Die sechste Ausgabe von Feral enthält drei Horror-Geschichten. In der ersten Geschichte gibt eine junge Frau für ihre Karriere als Popstar ihren eigenen Willen auf und setzt schreckliche Ereignisse in Gang.
In der zweiten sucht ein Autor in einem abgelegenen Haus nach Inspirationen für seinen neuen Roman und zum Schluss werden die Erlebnisse der Jette Greif im Berlin der 20er Jahre fortgesetzt.

Auf den ersten zwei Seiten des Magazins finden sich wieder zwei Seiten Feral News. Herausgeber Ömer Yalinkilic gibt einen Überblick über die Projekte der nächsten Ausgaben und informiert, welche vorerst zurückgestellt sind.

Der zweite Teil der News ist Flash Delirium gewidmet. Das Unternehmen besteht aus den beiden Autoren der ersten Storyline dieser Ausgabe. Der Leser bekommt nicht nur die Comicgeschichte der beiden zu lesen  sondern, sondern erhält einige Informationen zum Entstehungsprozess der Geschichte.

Das ist interessant zu lesen und bettet die Geschichte in den entsprechenden Kontext ein. Bereits in den letzten Ausgaben hatten die Einstiegsgeschichten immer einen Bezug zu anderen Comics oder Filmen. Das darf gern so weitergeführt werden.

In den ersten Ausgaben war Herausgeber Ömer Yalinkilic mit seinen eigenen Comicgeschichten noch sehr stark im Magazin vertreten. Diese Ausgabe ist die erste, in der ausschließlich die Arbeiten anderer Kreativer zum Zug kommen. Das zeigt, dass sich Feral immer breiter aufstellt und von einer reinen Hobbyproduktion weg entwickelt. Es ist interessant, diesen Entwicklungsprozess zu beobachten.

Popsinger (18 Seiten)
Stacy hat einen großen Traum. Sie möchte Popsängerin werden und eifert ihrem Vorbild Mercy nach, die bereits ein weltbekannter Star ist. Sie nimmt eine Single auf und ein zwielichtige Manager nimmt sie unter Vertrag.

Ihr Traum scheint in Erfüllung zu gehen, denn ihre Karriere nimmt richtig Fahrt auf. Die anfängliche Freude lässt allerdings schnell nach. Sie merkt, dass ihr Manager sie zu einem Produkt machen möchte, nach dem sich die Massen sehnen. Den Erfolg möchte sie nicht missen und so gibt sie sich den Forderungen hin.

Schließlich ist sie dort angelangt, wo sie hinwollte. Sie gehört zu den Reichen und den Berühmten.
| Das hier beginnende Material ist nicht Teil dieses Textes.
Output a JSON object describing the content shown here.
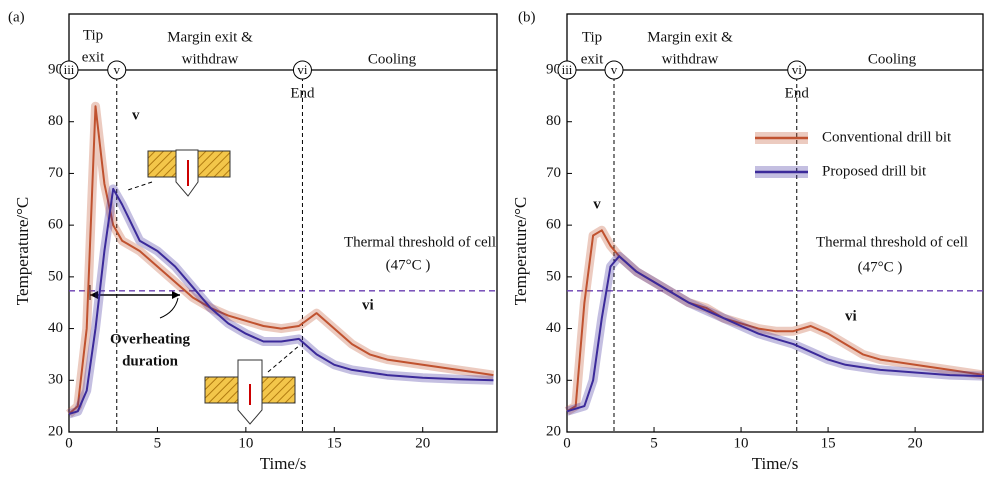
{
  "chart_data": [
    {
      "type": "line",
      "x_label": "Time/s",
      "y_label": "Temperature/°C",
      "x": [
        0,
        0.5,
        1,
        1.5,
        2,
        2.5,
        3,
        4,
        5,
        6,
        7,
        8,
        9,
        10,
        11,
        12,
        13,
        14,
        15,
        16,
        17,
        18,
        20,
        22,
        24
      ],
      "series": [
        {
          "name": "Conventional drill bit",
          "color": "#c0522f",
          "values": [
            23.5,
            25,
            40,
            83,
            68,
            60,
            57,
            55,
            52,
            49,
            46,
            44,
            42.5,
            41.5,
            40.5,
            40,
            40.5,
            43,
            40,
            37,
            35,
            34,
            33,
            32,
            31
          ]
        },
        {
          "name": "Proposed drill bit",
          "color": "#3b2a9a",
          "values": [
            23.5,
            24,
            28,
            40,
            55,
            67,
            64,
            57,
            55,
            52,
            48,
            44,
            41,
            39,
            37.5,
            37.5,
            38,
            35,
            33,
            32,
            31.5,
            31,
            30.5,
            30.2,
            30
          ]
        }
      ],
      "xlim": [
        0,
        24.2
      ],
      "ylim": [
        20,
        90
      ],
      "xticks": [
        0,
        5,
        10,
        15,
        20
      ],
      "yticks": [
        20,
        30,
        40,
        50,
        60,
        70,
        80,
        90
      ],
      "threshold": 47.3,
      "markers": [
        {
          "x": 0,
          "label": "iii"
        },
        {
          "x": 2.7,
          "label": "v"
        },
        {
          "x": 13.2,
          "label": "vi",
          "note": "End"
        }
      ],
      "annotations": [
        "(a)",
        "Tip",
        "exit",
        "Margin exit &",
        "withdraw",
        "Cooling",
        "Thermal threshold of cell",
        "(47°C )",
        "Overheating",
        "duration",
        "v",
        "vi"
      ],
      "legend": false
    },
    {
      "type": "line",
      "x_label": "Time/s",
      "y_label": "Temperature/°C",
      "x": [
        0,
        0.5,
        1,
        1.5,
        2,
        2.5,
        3,
        4,
        5,
        6,
        7,
        8,
        9,
        10,
        11,
        12,
        13,
        14,
        15,
        16,
        17,
        18,
        20,
        22,
        24
      ],
      "series": [
        {
          "name": "Conventional drill bit",
          "color": "#c0522f",
          "values": [
            24,
            25,
            45,
            58,
            59,
            56,
            54,
            51,
            49,
            47,
            45,
            44,
            42,
            41,
            40,
            39.5,
            39.5,
            40.5,
            39,
            37,
            35,
            34,
            33,
            32,
            31
          ]
        },
        {
          "name": "Proposed drill bit",
          "color": "#3b2a9a",
          "values": [
            24,
            24.5,
            25,
            30,
            42,
            52,
            54,
            51,
            49,
            47,
            45,
            43.5,
            42,
            40.5,
            39,
            38,
            37,
            35.5,
            34,
            33,
            32.5,
            32,
            31.5,
            31,
            30.8
          ]
        }
      ],
      "xlim": [
        0,
        23.9
      ],
      "ylim": [
        20,
        90
      ],
      "xticks": [
        0,
        5,
        10,
        15,
        20
      ],
      "yticks": [
        20,
        30,
        40,
        50,
        60,
        70,
        80,
        90
      ],
      "threshold": 47.3,
      "markers": [
        {
          "x": 0,
          "label": "iii"
        },
        {
          "x": 2.7,
          "label": "v"
        },
        {
          "x": 13.2,
          "label": "vi",
          "note": "End"
        }
      ],
      "annotations": [
        "(b)",
        "Tip",
        "exit",
        "Margin exit &",
        "withdraw",
        "Cooling",
        "Thermal threshold of cell",
        "(47°C )",
        "v",
        "vi"
      ],
      "legend": true
    }
  ]
}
Auf einer Party eines Filmstars offenbart ihr Manager, dass er eine Filmkarriere mit ihr plane. Ihr altes Idol, Mercy, ist ebenfalls auf der Party und warnt sie vor dem Manager und dessen Machenschaften.

Aber wieder ordnet Stacy sich widerstandslos unter. Sie mischt sich unter die Gäste und lässt sich in den Keller führen, um dort an einer Sexorgie teilzunehmen. Sie fühlt sich schmutzig, aber trotzdem lässt sie sich weiter als Star vermarkten.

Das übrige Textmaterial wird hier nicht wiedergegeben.